Maeve grinned--actually grinned, with a giddiness Raina had never seen. 

The nurse nodded and smiled. Refusing to let them walk, they carried Raina, then Maeve across the room, bringing crates for them to sit on, faces pressed against the glass. Within minutes, Rance joined them. 

He held up a heavily bandaged hand and smiled. "Maybe they'll give me a new finger," he said.  

"I'll leave you a moment," the nurse said, stepping away. Then they opened the door, giving the group a glimpse of a deck bustling with life, before vanishing.
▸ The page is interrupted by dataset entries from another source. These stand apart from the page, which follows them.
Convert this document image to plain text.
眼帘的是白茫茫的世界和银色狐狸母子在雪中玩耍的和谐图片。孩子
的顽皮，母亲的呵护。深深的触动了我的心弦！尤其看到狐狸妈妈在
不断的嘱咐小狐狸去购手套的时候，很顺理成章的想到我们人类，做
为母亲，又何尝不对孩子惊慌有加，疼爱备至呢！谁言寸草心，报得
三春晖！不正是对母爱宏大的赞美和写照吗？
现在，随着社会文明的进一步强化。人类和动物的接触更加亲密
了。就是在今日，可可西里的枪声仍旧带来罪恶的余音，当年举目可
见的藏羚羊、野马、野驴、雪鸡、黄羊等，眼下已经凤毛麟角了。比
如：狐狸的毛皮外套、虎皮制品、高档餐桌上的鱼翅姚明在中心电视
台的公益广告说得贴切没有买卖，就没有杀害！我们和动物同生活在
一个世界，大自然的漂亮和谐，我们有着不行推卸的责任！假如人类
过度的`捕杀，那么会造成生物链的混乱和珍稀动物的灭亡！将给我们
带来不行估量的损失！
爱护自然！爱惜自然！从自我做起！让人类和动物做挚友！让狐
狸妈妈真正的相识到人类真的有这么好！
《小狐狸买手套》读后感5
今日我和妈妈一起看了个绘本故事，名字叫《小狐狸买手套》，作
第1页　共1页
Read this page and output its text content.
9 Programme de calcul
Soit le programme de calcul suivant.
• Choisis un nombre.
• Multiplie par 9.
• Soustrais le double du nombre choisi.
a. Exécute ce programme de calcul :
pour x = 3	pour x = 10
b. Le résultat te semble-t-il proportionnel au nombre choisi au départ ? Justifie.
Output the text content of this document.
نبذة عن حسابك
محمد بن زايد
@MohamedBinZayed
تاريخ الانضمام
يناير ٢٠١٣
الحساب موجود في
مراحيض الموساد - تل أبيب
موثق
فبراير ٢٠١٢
Outside, just visible as they soared away from the hurricane, the sun had begun to rise. It echoed the blaze of nights before, a breathtaking spread of colours that blended one into the next so seamlessly it looked like a fantasy.

"It's really over," Raina whispered, elation, joy, fear, sadness, all of it crushing her heart in her ribcage, crashing over her all at once. "It's really, truly over." She turned to Rance and Maeve and hugged them as tightly as she could as they rose and rose, back to the sky, back to the ports, back to their home. She said it as much for them as for herself. She pulled away and smiled faintly, her body too weak for much more, and tears leaked from the corners of her eyes. They did the same.

The moment was bittersweet as they rose alone, painfully aware of all the faces that were no longer with them. Kieran. Arleigh. Calen. Finn. Zenia. Atticus. Ava. Perry. Erin. Adox. Nelson. Kinsley. Killed without malice by a world that had little room for them anymore. A strand of Raina's hair fell into her face, and her eyes landed on its singed ends. The planet was not cruel, or kind, or anything--it could not be scaled down to humanity, condensed into mere emotions. It just was, the totality of life, moving along as they scrambled to keep up. It was threatening, but not a threat. She pinched the strands between her fingers. That was reserved for humanity, and its creations. 

She had dreamt of flying back up, of finally escaping, and had always believed she would hate the earth once she had left it. Old Earth. But she found, strangely, that she could not. It had little room for their struggles, an independent beast, so wild and free that even after seeing it at its worst, it still filled her with awe. Because she had also seen it at its best.

"What do we do now?" Rance asked. His voice soared with them, lighter than she had heard in a month, sounding so much like the old him that it was easy to forget, just for a heartbeat, how much that month had changed them. 

"We heal," Maeve said. "Whatever that means." 

Raina nodded. "There's a lot to think about." She felt the gas on her skin, slowly breaking down her defences, the drowsiness setting in... 

Their colonies had been founded on violence. No matter who they were two hundred years on, there needed to be a reckoning. And there would be. But she had to grapple with her own demons before she could take on those of the sky. 

Rance reached over with an outstretched hand. She took it. 

They had seen so much. She hoped in time the pain would wane, but had a feeling it could be a lifetime before she could forget some places, make peace with herself. And that was okay. Because back in the sky, she would have that lifetime, enough that she could learn to truly accept the horrors, and they would fade away.

But the sunrise that blazed in a fury of fire in her eyes... That was something she would never forget.